Given the results of prior studies on this subject, it is not surprising that participants reported that the In SHAPE program's interventions were helpful in promoting engagement in healthier lifestyles. In a cross-sectional survey of 120 mental health clients, Ussher et al.
found that a majority agreed or strongly agreed that they would exercise more if they talked to an instructor or were advised to do so by their doctor (Ussher et al., 2007
). Although the vast majority of these clients believed in the benefits of exercise, they had little confidence in their ability to exercise when sad or stressed and received little, if any, encouragement from family and friends. Conducting semi-structured interviews with 16 persons with SMI, Soundy et al
. found a similar mismatch between high receptiveness to the idea of becoming more physically active and perceived inability to negotiate barriers to doing so (Soundy et al., 2007
). The In SHAPE program helped to capitalize on clients’ interest in healthier lifestyles by providing the required support to negotiate barriers.
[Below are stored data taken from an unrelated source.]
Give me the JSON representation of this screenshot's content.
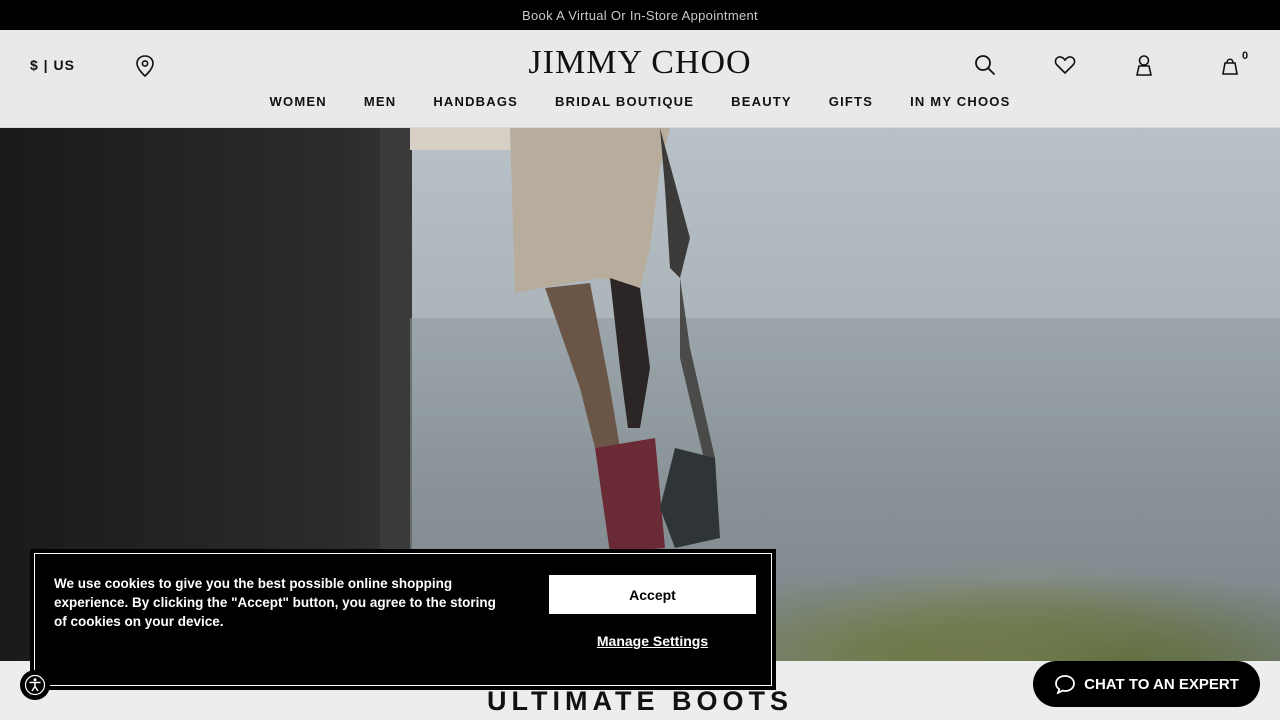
{
  "announcement": {
    "text": "Book A Virtual Or In-Store Appointment"
  },
  "header": {
    "currency_label": "$ | US",
    "logo": "JIMMY CHOO",
    "cart_count": "0",
    "icons": [
      "store-locator-icon",
      "search-icon",
      "heart-icon",
      "account-icon",
      "bag-icon"
    ]
  },
  "nav": {
    "items": [
      {
        "label": "WOMEN"
      },
      {
        "label": "MEN"
      },
      {
        "label": "HANDBAGS"
      },
      {
        "label": "BRIDAL BOUTIQUE"
      },
      {
        "label": "BEAUTY"
      },
      {
        "label": "GIFTS"
      },
      {
        "label": "IN MY CHOOS"
      }
    ]
  },
  "cookie_banner": {
    "message": "We use cookies to give you the best possible online shopping experience. By clicking the \"Accept\" button, you agree to the storing of cookies on your device.",
    "accept_label": "Accept",
    "manage_label": "Manage Settings"
  },
  "section": {
    "title": "ULTIMATE BOOTS"
  },
  "chat": {
    "label": "CHAT TO AN EXPERT",
    "icon": "chat-bubble-icon"
  },
  "accessibility": {
    "icon": "accessibility-icon"
  },
  "colors": {
    "announcement_bg": "#000000",
    "header_bg": "#e9e9e9",
    "banner_bg": "#000000",
    "chat_bg": "#000000"
  }
}
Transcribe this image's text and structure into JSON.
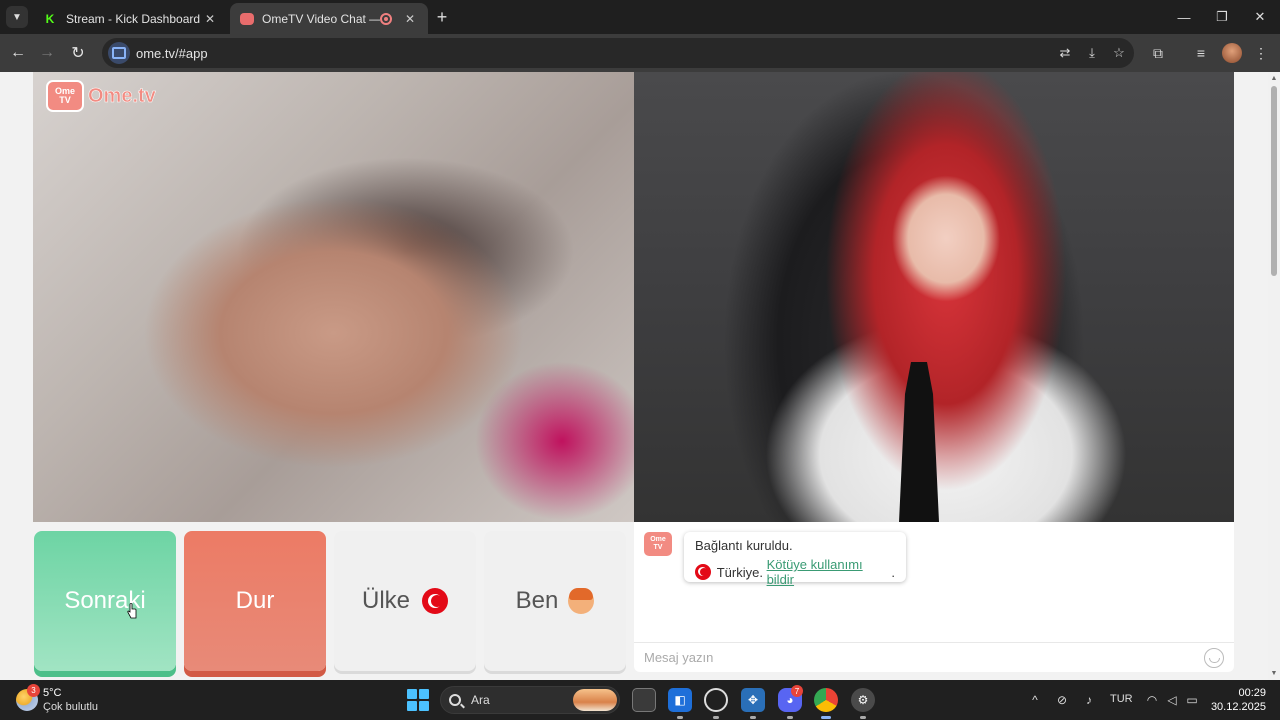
{
  "browser": {
    "tabs": [
      {
        "title": "Stream - Kick Dashboard",
        "favicon": "kick-icon",
        "favicon_text": "K",
        "active": false
      },
      {
        "title": "OmeTV Video Chat — Ome",
        "favicon": "ometv-icon",
        "active": true
      }
    ],
    "url": "ome.tv/#app",
    "new_tab_symbol": "+"
  },
  "page": {
    "logo": {
      "badge_line1": "Ome",
      "badge_line2": "TV",
      "text": "Ome.tv"
    },
    "buttons": {
      "next": "Sonraki",
      "stop": "Dur",
      "country": "Ülke",
      "me": "Ben"
    },
    "chat": {
      "avatar_line1": "Ome",
      "avatar_line2": "TV",
      "connected_message": "Bağlantı kuruldu.",
      "country_name": "Türkiye.",
      "report_link": "Kötüye kullanımı bildir",
      "report_suffix": ".",
      "input_placeholder": "Mesaj yazın"
    },
    "remote_video_label": "",
    "local_video_label": ""
  },
  "taskbar": {
    "weather": {
      "temp": "5°C",
      "desc": "Çok bulutlu",
      "badge": "3"
    },
    "search_placeholder": "Ara",
    "discord_badge": "7",
    "language": "TUR",
    "time": "00:29",
    "date": "30.12.2025"
  },
  "colors": {
    "next_button": "#6dd4a4",
    "stop_button": "#ec7b65",
    "brand": "#f28b82",
    "link": "#3a9b74",
    "turkey_flag": "#e30a17"
  }
}
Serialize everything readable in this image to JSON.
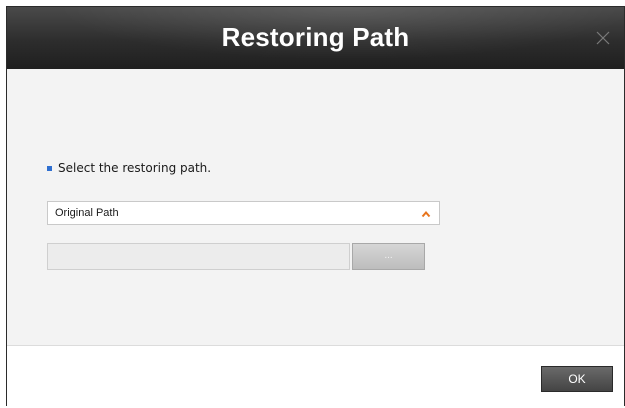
{
  "dialog": {
    "title": "Restoring Path",
    "close_icon": "close-icon"
  },
  "content": {
    "bullet_icon": "square-bullet-icon",
    "instruction": "Select the restoring path.",
    "path_select": {
      "selected": "Original Path",
      "caret_icon": "chevron-up-icon",
      "expanded": false
    },
    "path_input": {
      "value": "",
      "enabled": false
    },
    "browse_button": {
      "label": "...",
      "enabled": false
    }
  },
  "footer": {
    "ok_label": "OK"
  },
  "colors": {
    "titlebar": "#2d2d2d",
    "bullet": "#2f6fd0",
    "caret": "#e8741c",
    "body_bg": "#f3f3f3"
  }
}
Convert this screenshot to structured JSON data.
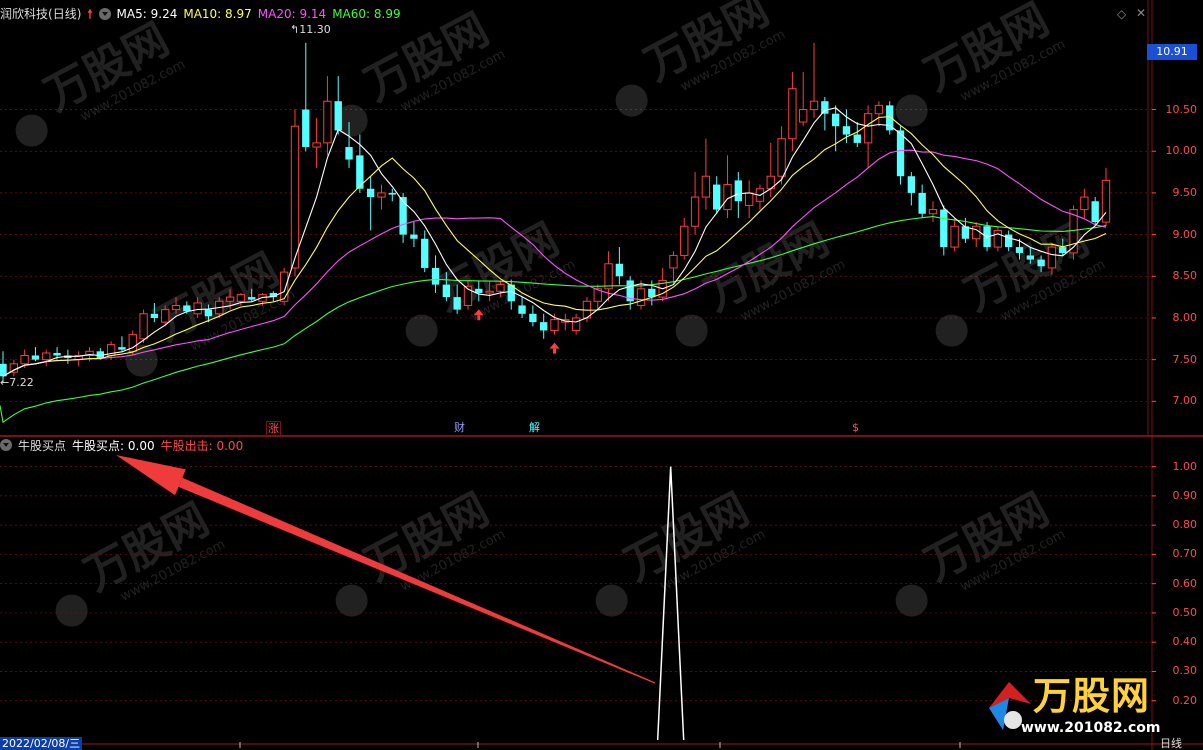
{
  "header": {
    "stock_name": "润欣科技",
    "period": "(日线)",
    "ma5_label": "MA5:",
    "ma5_value": "9.24",
    "ma10_label": "MA10:",
    "ma10_value": "8.97",
    "ma20_label": "MA20:",
    "ma20_value": "9.14",
    "ma60_label": "MA60:",
    "ma60_value": "8.99"
  },
  "colors": {
    "up": "#ff3b3b",
    "down": "#54ffff",
    "ma5": "#ffffff",
    "ma10": "#ffff4f",
    "ma20": "#ff4fff",
    "ma60": "#3cff3c",
    "grid": "#7a1010",
    "axis_text": "#ff4a4a"
  },
  "main_chart": {
    "high_label": "11.30",
    "low_label": "7.22",
    "current_price": "10.91",
    "y_ticks": [
      "10.50",
      "10.00",
      "9.50",
      "9.00",
      "8.50",
      "8.00",
      "7.50",
      "7.00"
    ],
    "events": [
      {
        "text": "涨",
        "color": "#ff5050"
      },
      {
        "text": "财",
        "color": "#9a9aff"
      },
      {
        "text": "解",
        "color": "#54ffff"
      },
      {
        "text": "$",
        "color": "#ff5050"
      }
    ]
  },
  "indicator": {
    "name": "牛股买点",
    "line1_label": "牛股买点:",
    "line1_value": "0.00",
    "line2_label": "牛股出击:",
    "line2_value": "0.00",
    "y_ticks": [
      "1.00",
      "0.90",
      "0.80",
      "0.70",
      "0.60",
      "0.50",
      "0.40",
      "0.30",
      "0.20"
    ]
  },
  "watermark": {
    "brand": "万股网",
    "url": "www.201082.com"
  },
  "footer": {
    "date_text": "2022/02/08/三",
    "period_tab": "日线"
  },
  "chart_data": [
    {
      "type": "candlestick",
      "y_range": [
        6.8,
        11.55
      ],
      "candles_ohlc": [
        [
          7.45,
          7.6,
          7.22,
          7.3
        ],
        [
          7.35,
          7.5,
          7.3,
          7.45
        ],
        [
          7.45,
          7.62,
          7.4,
          7.55
        ],
        [
          7.55,
          7.65,
          7.48,
          7.5
        ],
        [
          7.5,
          7.62,
          7.42,
          7.58
        ],
        [
          7.58,
          7.65,
          7.5,
          7.55
        ],
        [
          7.55,
          7.62,
          7.45,
          7.52
        ],
        [
          7.5,
          7.6,
          7.42,
          7.55
        ],
        [
          7.55,
          7.65,
          7.48,
          7.6
        ],
        [
          7.6,
          7.64,
          7.5,
          7.52
        ],
        [
          7.55,
          7.72,
          7.5,
          7.68
        ],
        [
          7.65,
          7.78,
          7.6,
          7.62
        ],
        [
          7.6,
          7.85,
          7.55,
          7.8
        ],
        [
          7.75,
          8.1,
          7.7,
          8.05
        ],
        [
          8.05,
          8.18,
          7.95,
          8.0
        ],
        [
          7.95,
          8.15,
          7.9,
          8.1
        ],
        [
          8.1,
          8.25,
          8.05,
          8.15
        ],
        [
          8.15,
          8.2,
          8.05,
          8.08
        ],
        [
          8.05,
          8.25,
          8.0,
          8.18
        ],
        [
          8.1,
          8.16,
          7.95,
          8.02
        ],
        [
          8.05,
          8.25,
          8.0,
          8.2
        ],
        [
          8.2,
          8.35,
          8.1,
          8.25
        ],
        [
          8.2,
          8.3,
          8.15,
          8.28
        ],
        [
          8.25,
          8.35,
          8.2,
          8.22
        ],
        [
          8.2,
          8.3,
          8.15,
          8.28
        ],
        [
          8.3,
          8.32,
          8.2,
          8.25
        ],
        [
          8.2,
          8.6,
          8.15,
          8.55
        ],
        [
          8.6,
          10.5,
          8.5,
          10.3
        ],
        [
          10.5,
          11.3,
          10.0,
          10.05
        ],
        [
          10.05,
          10.4,
          9.8,
          10.1
        ],
        [
          10.1,
          10.9,
          9.95,
          10.6
        ],
        [
          10.6,
          10.9,
          10.2,
          10.25
        ],
        [
          10.05,
          10.35,
          9.8,
          9.9
        ],
        [
          9.95,
          10.2,
          9.5,
          9.55
        ],
        [
          9.55,
          9.7,
          9.05,
          9.45
        ],
        [
          9.45,
          9.6,
          9.3,
          9.5
        ],
        [
          9.5,
          9.55,
          9.4,
          9.48
        ],
        [
          9.45,
          9.5,
          8.9,
          9.0
        ],
        [
          9.0,
          9.15,
          8.85,
          8.95
        ],
        [
          8.95,
          9.05,
          8.55,
          8.6
        ],
        [
          8.6,
          8.75,
          8.3,
          8.4
        ],
        [
          8.4,
          8.55,
          8.2,
          8.25
        ],
        [
          8.25,
          8.4,
          8.05,
          8.1
        ],
        [
          8.15,
          8.45,
          8.1,
          8.38
        ],
        [
          8.35,
          8.45,
          8.2,
          8.3
        ],
        [
          8.3,
          8.45,
          8.2,
          8.32
        ],
        [
          8.32,
          8.45,
          8.25,
          8.4
        ],
        [
          8.4,
          8.46,
          8.1,
          8.2
        ],
        [
          8.15,
          8.25,
          8.0,
          8.05
        ],
        [
          8.05,
          8.15,
          7.9,
          7.95
        ],
        [
          7.95,
          8.05,
          7.75,
          7.85
        ],
        [
          7.85,
          8.05,
          7.8,
          7.98
        ],
        [
          7.95,
          8.05,
          7.85,
          7.98
        ],
        [
          7.85,
          8.05,
          7.8,
          8.0
        ],
        [
          8.0,
          8.25,
          7.95,
          8.2
        ],
        [
          8.2,
          8.4,
          8.1,
          8.35
        ],
        [
          8.35,
          8.8,
          8.2,
          8.65
        ],
        [
          8.65,
          8.85,
          8.4,
          8.5
        ],
        [
          8.45,
          8.5,
          8.1,
          8.2
        ],
        [
          8.15,
          8.45,
          8.1,
          8.35
        ],
        [
          8.35,
          8.45,
          8.15,
          8.25
        ],
        [
          8.25,
          8.6,
          8.2,
          8.45
        ],
        [
          8.6,
          8.8,
          8.4,
          8.75
        ],
        [
          8.75,
          9.2,
          8.7,
          9.1
        ],
        [
          9.1,
          9.75,
          9.0,
          9.45
        ],
        [
          9.45,
          10.15,
          9.3,
          9.7
        ],
        [
          9.6,
          9.7,
          9.25,
          9.3
        ],
        [
          9.3,
          9.95,
          9.2,
          9.6
        ],
        [
          9.65,
          9.75,
          9.2,
          9.4
        ],
        [
          9.35,
          9.65,
          9.2,
          9.5
        ],
        [
          9.4,
          9.6,
          9.3,
          9.55
        ],
        [
          9.55,
          10.1,
          9.45,
          9.7
        ],
        [
          9.7,
          10.3,
          9.6,
          10.15
        ],
        [
          10.15,
          10.95,
          10.0,
          10.75
        ],
        [
          10.35,
          10.95,
          10.3,
          10.5
        ],
        [
          10.5,
          11.3,
          10.4,
          10.6
        ],
        [
          10.6,
          10.65,
          10.25,
          10.45
        ],
        [
          10.45,
          10.55,
          10.0,
          10.3
        ],
        [
          10.3,
          10.5,
          10.1,
          10.2
        ],
        [
          10.2,
          10.35,
          10.05,
          10.1
        ],
        [
          10.1,
          10.55,
          9.8,
          10.45
        ],
        [
          10.45,
          10.6,
          10.3,
          10.55
        ],
        [
          10.55,
          10.6,
          10.2,
          10.25
        ],
        [
          10.25,
          10.3,
          9.6,
          9.7
        ],
        [
          9.7,
          9.75,
          9.35,
          9.5
        ],
        [
          9.5,
          9.6,
          9.2,
          9.25
        ],
        [
          9.25,
          9.4,
          9.15,
          9.3
        ],
        [
          9.3,
          9.35,
          8.75,
          8.85
        ],
        [
          8.85,
          9.2,
          8.8,
          9.1
        ],
        [
          9.1,
          9.2,
          8.9,
          8.95
        ],
        [
          8.95,
          9.15,
          8.85,
          9.1
        ],
        [
          9.1,
          9.15,
          8.8,
          8.85
        ],
        [
          8.85,
          9.1,
          8.8,
          9.05
        ],
        [
          9.0,
          9.05,
          8.8,
          8.85
        ],
        [
          8.85,
          8.95,
          8.7,
          8.78
        ],
        [
          8.75,
          8.85,
          8.65,
          8.7
        ],
        [
          8.7,
          8.75,
          8.55,
          8.62
        ],
        [
          8.6,
          8.9,
          8.52,
          8.85
        ],
        [
          8.85,
          8.95,
          8.75,
          8.78
        ],
        [
          8.78,
          9.35,
          8.7,
          9.3
        ],
        [
          9.3,
          9.55,
          9.2,
          9.45
        ],
        [
          9.4,
          9.45,
          9.1,
          9.15
        ],
        [
          9.15,
          9.8,
          9.1,
          9.65
        ]
      ],
      "buy_arrows_at_candle": [
        44,
        51
      ]
    },
    {
      "type": "line",
      "series": [
        {
          "name": "牛股买点",
          "peak_value": 1.0,
          "peak_at_fraction": 0.56
        }
      ],
      "ylim": [
        0.1,
        1.05
      ]
    }
  ]
}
Prior qualitative and ethnographic work has elicited the themes of self-confidence, the importance of relationships and symptomatic improvement in exercise programs for people with mental illness and other isolating conditions. Faulkner and Sparkes studied a small group of London hostel residents with schizophrenia and found that the process of exercise, through distraction and social interaction, decreased participants' auditory hallucinations, raised their self-esteem and improved their sleep patterns and general behavior (Faulkner and Sparkes, 1999
). In another report by Faulkner and Biddle, case studies were used to illustrate the value of exercise in the context of participants' lives (Faulkner and Biddle, 2004
). Participant motives for engagement in exercise ranged from promoting social interaction to improving body image and were highly dependent on individual factors. While programmatic factors facilitated engagement in the In SHAPE program, there was a dialectical interpenetration between relationships, self-confidence and physical health improvements.
While this study is unique in using methods of AI to learn more about successful participation in a health-promotion program for persons with SMI, several factors limit its generalizability. The first is the small sample size. We interviewed one-third of participants who met our inclusion criteria and used non-random sampling methods to select them. Participants who were not interviewed because they were not recommended by the health mentors may have had different views about how they made their improvements. However, given that emergent themes resembled those in similar work, we feel this study adds to the existing literature on health promotion in individuals with SMI. The second major limitation is that participants were interviewed only once for 1 h. Additional themes may have emerged had we spent more time with participants. However, the commonality of responses and triangulation with the health mentors suggest that we obtained consistent results.
In conclusion, we used AI to identify important factors associated with achieving physical health improvements in the In SHAPE program. These factors appear to be particularly important in promoting long-term engagement in health behavior change, and will be used to help improve the performance and sustainability of the In SHAPE model. Key factors include relationships and self-confidence developed in the context of long-term engagement in healthy behaviors, support from health mentors and activities that were integrated into community settings. Clinical service providers wishing to implement health-promotion programs for persons with SMI should ensure that these features are incorporated into program designs. Future research should examine the best ways to do so.